ABD, birkaç koldan Suriye’de faaliyetlerini yürütüyor. Bir yandan da Rusya ve İran’a odaklanmış durumda. Öte yandan, bir gözü de Türkiye’de ve iş birliğini genişletmenin yollarını arıyor. Dahası, bölgede rol kapmaya çalışan Fransa ile PYD/PKK’yı Suriye’deki diğer Kürt gruplarla bir araya getirmeye uğraşıyor. Böylece masada kendisinin desteklediği, meşruiyeti tescilli “endemik” ve homojen bir grupla hareket etmenin peşinde. Rusya ise Suriye’nin geleceğinin konuşulacağı aşamaya varmadan kısmi “mıntıka temizliğini” yapmak, İdlib’de mesafe almak istiyor. Başka bir ifadeyle, o da Suriye’nin geleceğinin tartışılacağı masaya hazırlık yapıyor.

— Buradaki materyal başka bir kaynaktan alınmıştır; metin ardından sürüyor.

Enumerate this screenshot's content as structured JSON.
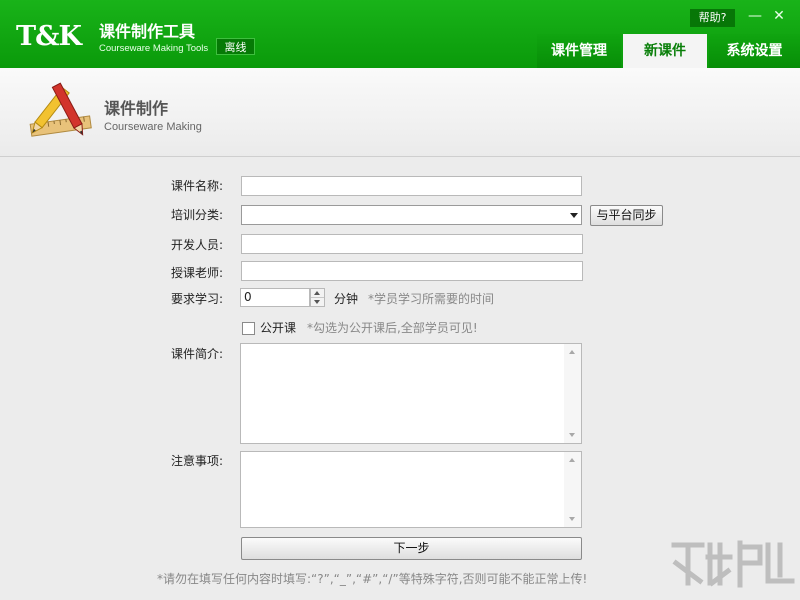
{
  "app": {
    "logo": "T&K",
    "name": "课件制作工具",
    "subtitle": "Courseware Making Tools",
    "status": "离线",
    "help_label": "帮助?",
    "minimize_glyph": "—",
    "close_glyph": "✕"
  },
  "tabs": [
    {
      "label": "课件管理",
      "active": false
    },
    {
      "label": "新课件",
      "active": true
    },
    {
      "label": "系统设置",
      "active": false
    }
  ],
  "section": {
    "title": "课件制作",
    "subtitle": "Courseware Making",
    "icon": "pencil-ruler-icon"
  },
  "form": {
    "name_label": "课件名称:",
    "name_value": "",
    "category_label": "培训分类:",
    "category_selected": "",
    "sync_button": "与平台同步",
    "developer_label": "开发人员:",
    "developer_value": "",
    "teacher_label": "授课老师:",
    "teacher_value": "",
    "study_label": "要求学习:",
    "study_value": "0",
    "study_unit": "分钟",
    "study_hint": "*学员学习所需要的时间",
    "public_label": "公开课",
    "public_checked": false,
    "public_hint": "*勾选为公开课后,全部学员可见!",
    "intro_label": "课件简介:",
    "intro_value": "",
    "notes_label": "注意事项:",
    "notes_value": "",
    "next_button": "下一步",
    "footer_note": "*请勿在填写任何内容时填写:“?”,“_”,“#”,“/”等特殊字符,否则可能不能正常上传!"
  },
  "colors": {
    "brand_green": "#0fa60f",
    "active_tab_text": "#0a7f0a"
  }
}
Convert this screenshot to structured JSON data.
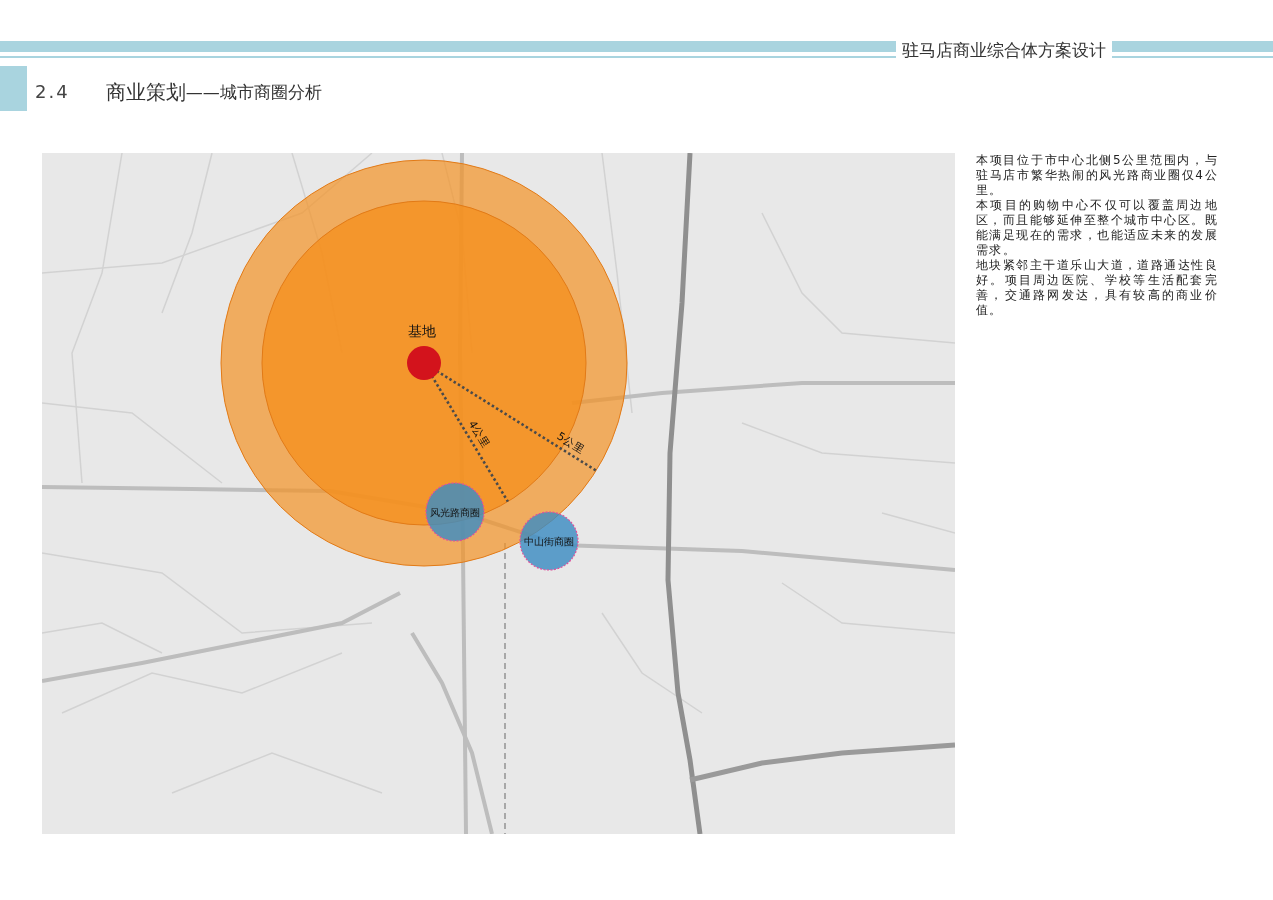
{
  "header": {
    "title": "驻马店商业综合体方案设计"
  },
  "section": {
    "number": "2.4",
    "title": "商业策划",
    "subtitle": "——城市商圈分析"
  },
  "map": {
    "site": {
      "label": "基地"
    },
    "rings": [
      {
        "label": "4公里"
      },
      {
        "label": "5公里"
      }
    ],
    "districts": [
      {
        "label": "风光路商圈"
      },
      {
        "label": "中山街商圈"
      }
    ]
  },
  "description": [
    "本项目位于市中心北侧5公里范围内，与驻马店市繁华热闹的风光路商业圈仅4公里。",
    "本项目的购物中心不仅可以覆盖周边地区，而且能够延伸至整个城市中心区。既能满足现在的需求，也能适应未来的发展需求。",
    "地块紧邻主干道乐山大道，道路通达性良好。项目周边医院、学校等生活配套完善，交通路网发达，具有较高的商业价值。"
  ]
}
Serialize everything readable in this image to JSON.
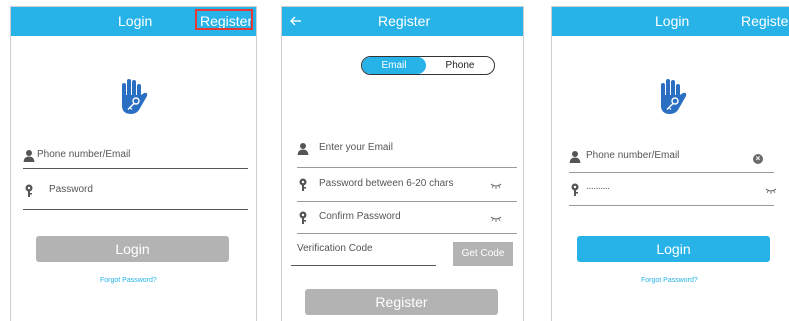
{
  "screen1": {
    "title": "Login",
    "register_link": "Register",
    "phone_placeholder": "Phone number/Email",
    "password_placeholder": "Password",
    "login_button": "Login",
    "forgot_password": "Forgot Password?"
  },
  "screen2": {
    "title": "Register",
    "toggle": {
      "email": "Email",
      "phone": "Phone",
      "active": "Email"
    },
    "email_placeholder": "Enter your Email",
    "password_placeholder": "Password between 6-20 chars",
    "confirm_placeholder": "Confirm Password",
    "verification_placeholder": "Verification Code",
    "get_code_button": "Get Code",
    "register_button": "Register"
  },
  "screen3": {
    "title": "Login",
    "register_link": "Registe",
    "phone_placeholder": "Phone number/Email",
    "password_value": "··········",
    "login_button": "Login",
    "forgot_password": "Forgot Password?"
  },
  "colors": {
    "accent": "#27b3e8",
    "highlight": "#e53935",
    "disabled_button": "#b3b3b3",
    "hand_icon": "#2a6fc2"
  },
  "icons": [
    "arrow-left-icon",
    "hand-key-icon",
    "user-icon",
    "key-icon",
    "eye-closed-icon",
    "clear-icon"
  ]
}
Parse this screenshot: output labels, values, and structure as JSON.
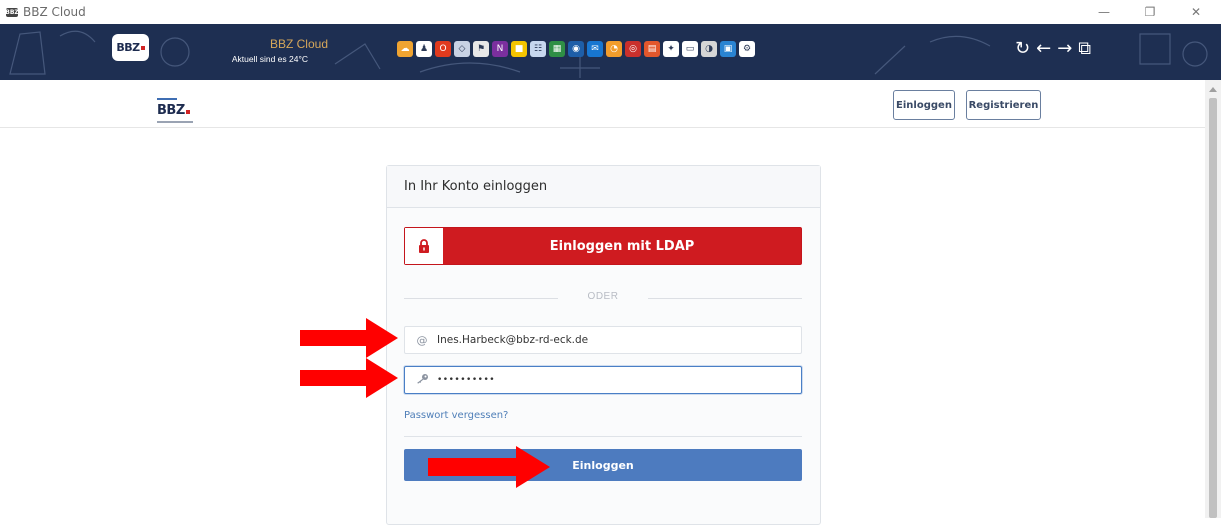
{
  "window": {
    "title": "BBZ Cloud",
    "app_icon_text": "BBZ",
    "controls": [
      "—",
      "❐",
      "✕"
    ]
  },
  "toolbar": {
    "logo_text": "BBZ",
    "cloud_title": "BBZ Cloud",
    "weather": "Aktuell sind es 24°C",
    "nav": [
      "↻",
      "←",
      "→",
      "⧉"
    ],
    "app_icons": [
      {
        "name": "cloud-icon",
        "color": "#f0a431",
        "glyph": "☁"
      },
      {
        "name": "meeting-icon",
        "color": "#ffffff",
        "glyph": "♟"
      },
      {
        "name": "office-icon",
        "color": "#e03a1e",
        "glyph": "O"
      },
      {
        "name": "shield-icon",
        "color": "#c8d2e4",
        "glyph": "◇"
      },
      {
        "name": "pin-icon",
        "color": "#e8e8e8",
        "glyph": "⚑"
      },
      {
        "name": "onenote-icon",
        "color": "#7b2f9e",
        "glyph": "N"
      },
      {
        "name": "sticky-note-icon",
        "color": "#f4c400",
        "glyph": "■"
      },
      {
        "name": "sitemap-icon",
        "color": "#c7d7ee",
        "glyph": "☷"
      },
      {
        "name": "chalkboard-icon",
        "color": "#2f8f45",
        "glyph": "▦"
      },
      {
        "name": "record-icon",
        "color": "#1e5ea8",
        "glyph": "◉"
      },
      {
        "name": "outlook-icon",
        "color": "#1776d1",
        "glyph": "✉"
      },
      {
        "name": "clock-icon",
        "color": "#f29d2c",
        "glyph": "◔"
      },
      {
        "name": "target-icon",
        "color": "#c9302c",
        "glyph": "◎"
      },
      {
        "name": "book-icon",
        "color": "#e2572c",
        "glyph": "▤"
      },
      {
        "name": "link-icon",
        "color": "#ffffff",
        "glyph": "✦"
      },
      {
        "name": "reader-icon",
        "color": "#ffffff",
        "glyph": "▭"
      },
      {
        "name": "gauge-icon",
        "color": "#d6d6d6",
        "glyph": "◑"
      },
      {
        "name": "form-icon",
        "color": "#2a84d2",
        "glyph": "▣"
      },
      {
        "name": "gear-icon",
        "color": "#ffffff",
        "glyph": "⚙"
      }
    ]
  },
  "header": {
    "logo_text": "BBZ",
    "login_label": "Einloggen",
    "register_label": "Registrieren"
  },
  "login": {
    "title": "In Ihr Konto einloggen",
    "ldap_label": "Einloggen mit LDAP",
    "divider": "ODER",
    "email_value": "Ines.Harbeck@bbz-rd-eck.de",
    "password_mask": "••••••••••",
    "forgot_label": "Passwort vergessen?",
    "submit_label": "Einloggen"
  },
  "colors": {
    "toolbar_bg": "#1e2f52",
    "ldap_red": "#cf1b20",
    "primary_blue": "#4d7bbf",
    "annotation_arrow": "#ff0000"
  }
}
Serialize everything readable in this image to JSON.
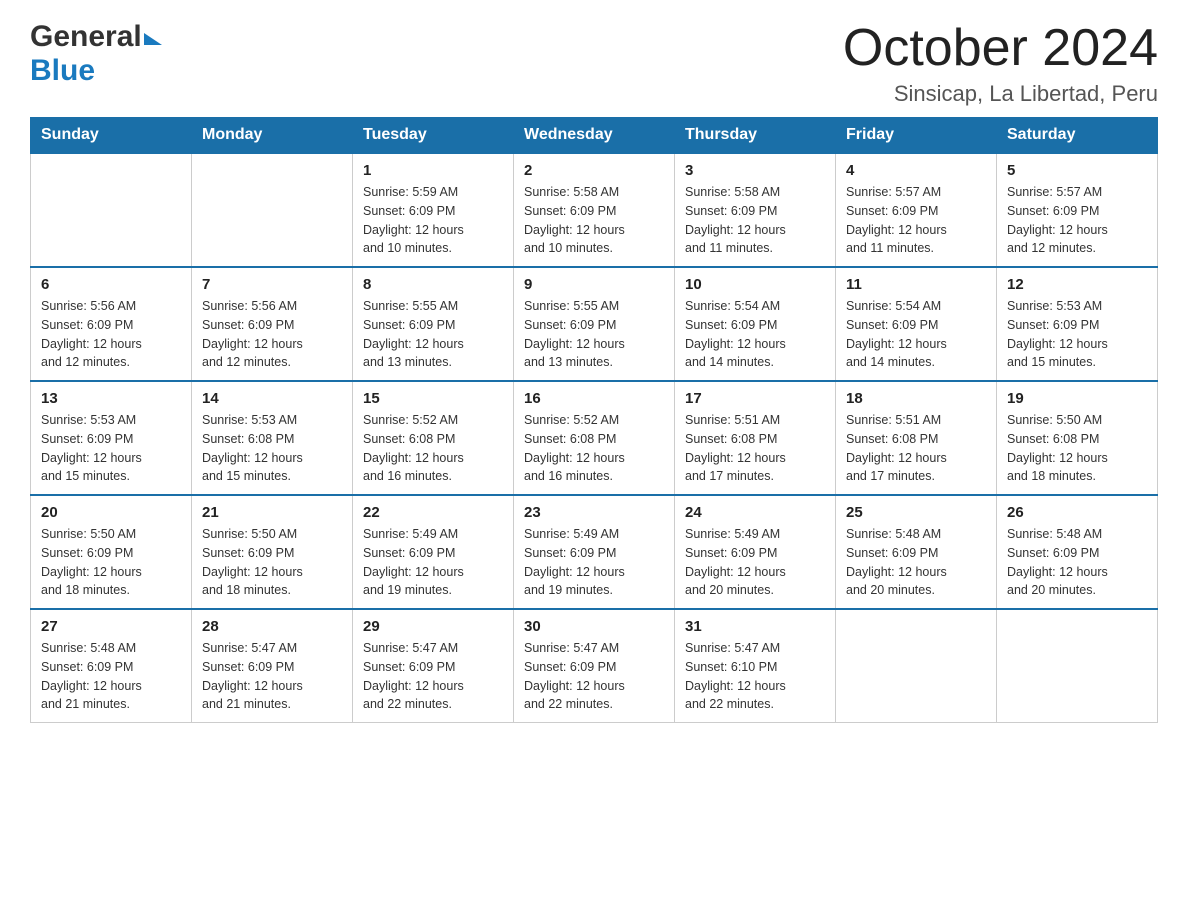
{
  "header": {
    "logo_general": "General",
    "logo_blue": "Blue",
    "title": "October 2024",
    "subtitle": "Sinsicap, La Libertad, Peru"
  },
  "weekdays": [
    "Sunday",
    "Monday",
    "Tuesday",
    "Wednesday",
    "Thursday",
    "Friday",
    "Saturday"
  ],
  "weeks": [
    [
      {
        "day": "",
        "sunrise": "",
        "sunset": "",
        "daylight": ""
      },
      {
        "day": "",
        "sunrise": "",
        "sunset": "",
        "daylight": ""
      },
      {
        "day": "1",
        "sunrise": "5:59 AM",
        "sunset": "6:09 PM",
        "daylight": "12 hours and 10 minutes."
      },
      {
        "day": "2",
        "sunrise": "5:58 AM",
        "sunset": "6:09 PM",
        "daylight": "12 hours and 10 minutes."
      },
      {
        "day": "3",
        "sunrise": "5:58 AM",
        "sunset": "6:09 PM",
        "daylight": "12 hours and 11 minutes."
      },
      {
        "day": "4",
        "sunrise": "5:57 AM",
        "sunset": "6:09 PM",
        "daylight": "12 hours and 11 minutes."
      },
      {
        "day": "5",
        "sunrise": "5:57 AM",
        "sunset": "6:09 PM",
        "daylight": "12 hours and 12 minutes."
      }
    ],
    [
      {
        "day": "6",
        "sunrise": "5:56 AM",
        "sunset": "6:09 PM",
        "daylight": "12 hours and 12 minutes."
      },
      {
        "day": "7",
        "sunrise": "5:56 AM",
        "sunset": "6:09 PM",
        "daylight": "12 hours and 12 minutes."
      },
      {
        "day": "8",
        "sunrise": "5:55 AM",
        "sunset": "6:09 PM",
        "daylight": "12 hours and 13 minutes."
      },
      {
        "day": "9",
        "sunrise": "5:55 AM",
        "sunset": "6:09 PM",
        "daylight": "12 hours and 13 minutes."
      },
      {
        "day": "10",
        "sunrise": "5:54 AM",
        "sunset": "6:09 PM",
        "daylight": "12 hours and 14 minutes."
      },
      {
        "day": "11",
        "sunrise": "5:54 AM",
        "sunset": "6:09 PM",
        "daylight": "12 hours and 14 minutes."
      },
      {
        "day": "12",
        "sunrise": "5:53 AM",
        "sunset": "6:09 PM",
        "daylight": "12 hours and 15 minutes."
      }
    ],
    [
      {
        "day": "13",
        "sunrise": "5:53 AM",
        "sunset": "6:09 PM",
        "daylight": "12 hours and 15 minutes."
      },
      {
        "day": "14",
        "sunrise": "5:53 AM",
        "sunset": "6:08 PM",
        "daylight": "12 hours and 15 minutes."
      },
      {
        "day": "15",
        "sunrise": "5:52 AM",
        "sunset": "6:08 PM",
        "daylight": "12 hours and 16 minutes."
      },
      {
        "day": "16",
        "sunrise": "5:52 AM",
        "sunset": "6:08 PM",
        "daylight": "12 hours and 16 minutes."
      },
      {
        "day": "17",
        "sunrise": "5:51 AM",
        "sunset": "6:08 PM",
        "daylight": "12 hours and 17 minutes."
      },
      {
        "day": "18",
        "sunrise": "5:51 AM",
        "sunset": "6:08 PM",
        "daylight": "12 hours and 17 minutes."
      },
      {
        "day": "19",
        "sunrise": "5:50 AM",
        "sunset": "6:08 PM",
        "daylight": "12 hours and 18 minutes."
      }
    ],
    [
      {
        "day": "20",
        "sunrise": "5:50 AM",
        "sunset": "6:09 PM",
        "daylight": "12 hours and 18 minutes."
      },
      {
        "day": "21",
        "sunrise": "5:50 AM",
        "sunset": "6:09 PM",
        "daylight": "12 hours and 18 minutes."
      },
      {
        "day": "22",
        "sunrise": "5:49 AM",
        "sunset": "6:09 PM",
        "daylight": "12 hours and 19 minutes."
      },
      {
        "day": "23",
        "sunrise": "5:49 AM",
        "sunset": "6:09 PM",
        "daylight": "12 hours and 19 minutes."
      },
      {
        "day": "24",
        "sunrise": "5:49 AM",
        "sunset": "6:09 PM",
        "daylight": "12 hours and 20 minutes."
      },
      {
        "day": "25",
        "sunrise": "5:48 AM",
        "sunset": "6:09 PM",
        "daylight": "12 hours and 20 minutes."
      },
      {
        "day": "26",
        "sunrise": "5:48 AM",
        "sunset": "6:09 PM",
        "daylight": "12 hours and 20 minutes."
      }
    ],
    [
      {
        "day": "27",
        "sunrise": "5:48 AM",
        "sunset": "6:09 PM",
        "daylight": "12 hours and 21 minutes."
      },
      {
        "day": "28",
        "sunrise": "5:47 AM",
        "sunset": "6:09 PM",
        "daylight": "12 hours and 21 minutes."
      },
      {
        "day": "29",
        "sunrise": "5:47 AM",
        "sunset": "6:09 PM",
        "daylight": "12 hours and 22 minutes."
      },
      {
        "day": "30",
        "sunrise": "5:47 AM",
        "sunset": "6:09 PM",
        "daylight": "12 hours and 22 minutes."
      },
      {
        "day": "31",
        "sunrise": "5:47 AM",
        "sunset": "6:10 PM",
        "daylight": "12 hours and 22 minutes."
      },
      {
        "day": "",
        "sunrise": "",
        "sunset": "",
        "daylight": ""
      },
      {
        "day": "",
        "sunrise": "",
        "sunset": "",
        "daylight": ""
      }
    ]
  ],
  "labels": {
    "sunrise": "Sunrise: ",
    "sunset": "Sunset: ",
    "daylight": "Daylight: "
  }
}
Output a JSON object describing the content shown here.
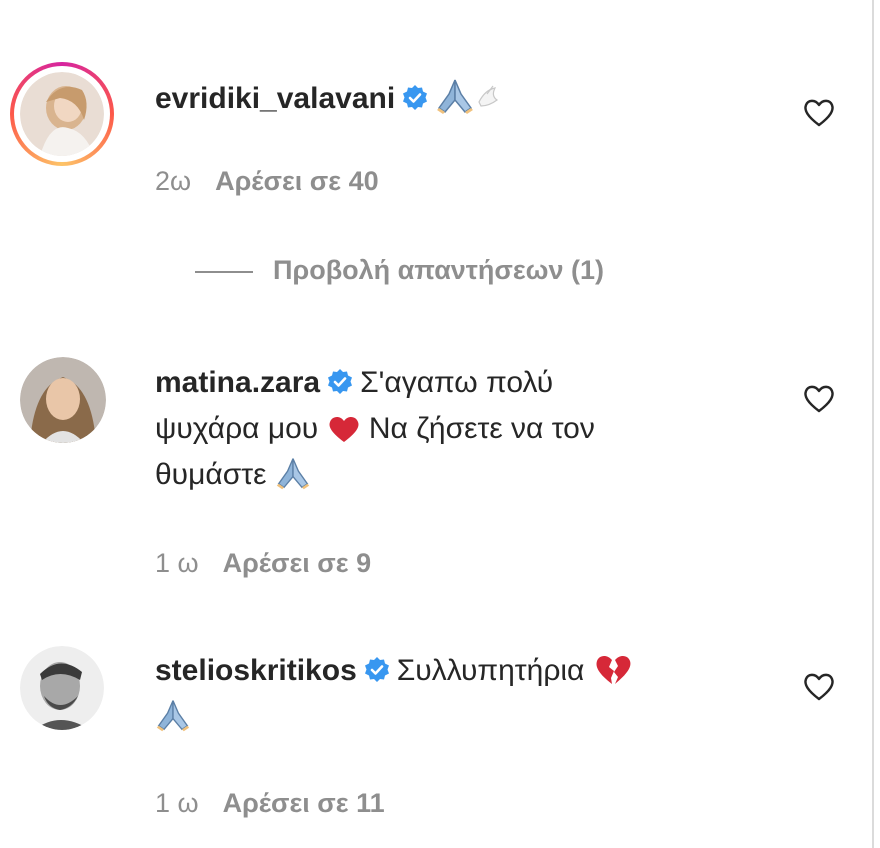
{
  "comments": [
    {
      "username": "evridiki_valavani",
      "text": "",
      "emoji": "praying-hands, dove",
      "age": "2ω",
      "likes": "Αρέσει σε 40",
      "has_story_ring": true,
      "view_replies": "Προβολή απαντήσεων (1)"
    },
    {
      "username": "matina.zara",
      "text_line1": "Σ'αγαπω πολύ",
      "text_line2a": "ψυχάρα μου",
      "text_line2b": "Να ζήσετε να τον",
      "text_line3": "θυμάστε",
      "age": "1 ω",
      "likes": "Αρέσει σε 9"
    },
    {
      "username": "stelioskritikos",
      "text": "Συλλυπητήρια",
      "age": "1 ω",
      "likes": "Αρέσει σε 11"
    }
  ],
  "colors": {
    "text": "#262626",
    "secondary": "#8e8e8e",
    "verified": "#3897f0",
    "heart_red": "#e0245e",
    "border": "#dbdbdb"
  }
}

ABD, PKK’nın PYD üzerindeki “mutlak kontrolünün” neden olduğu sorunların farkında. Gücü parçalara bölmenin işleri kolaylaştıracağını hesap ederek arayışlarını sürdürüyor. Kandil ise PYD’nin bölünebileceği ya da elinden kayıp gidebileceğini öngörüyor olmalı ki, son zamanlarda SDG’nin “atanmış lideri” Mazlum Kobani üzerinde denetimi sıkılaştırmış durumda.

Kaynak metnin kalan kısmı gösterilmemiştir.